First Query

Send a natural language query and handle cited live-web output.

Start with one specific question and a small source limit.

const response = await fetch("https://api-onchain.optimai.network/v1/search", {
  method: "POST",
  headers: {
    "X-API-Key": process.env.OPTIMAI_API_KEY ?? "",
    "Content-Type": "application/json",
  },
  body: JSON.stringify({
    query: "What changed in AI agent retrieval this week?",
    limit: 5,
  }),
})

if (!response.ok) {
  const message = await response.text()
  throw new Error(`OptimAI Search failed: ${response.status} ${message}`)
}

const result = await response.json()

Minimal response renderer

console.log(result.answer ?? "No answer returned")

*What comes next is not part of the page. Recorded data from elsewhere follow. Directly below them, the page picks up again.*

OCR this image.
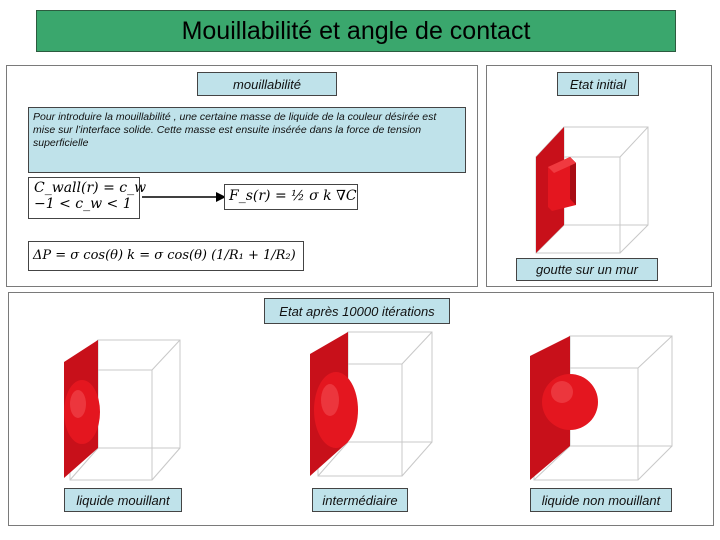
Mouillabilité et angle de contact
mouillabilité
Pour introduire la mouillabilité , une certaine masse de liquide de la couleur désirée est mise sur l’interface solide. Cette masse est ensuite insérée dans la force de tension superficielle
C_wall(r) = c_w
−1 < c_w < 1	F_s(r) = ½ σ k ∇C
ΔP = σ cos(θ) k = σ cos(θ) (1/R₁ + 1/R₂)
Etat initial
goutte sur un mur
Etat après 10000 itérations
liquide mouillant	intermédiaire	liquide non mouillant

for (const source of result.sources ?? []) {
  console.log(`- ${source.title ?? source.url}: ${source.url}`)
}

What to inspect

  • answer: the cited live-web response.
  • sources: URLs used to support the answer.
  • metadata: request timing, tracking ID, and node context.

UI behavior

Show sources close to the answer. The product promise is trust, so the evidence should not be hidden behind a secondary screen.

Keep the original query and the source list together in logs. When a user asks "why did the answer say that?", the source URLs are the fastest path to debug the result.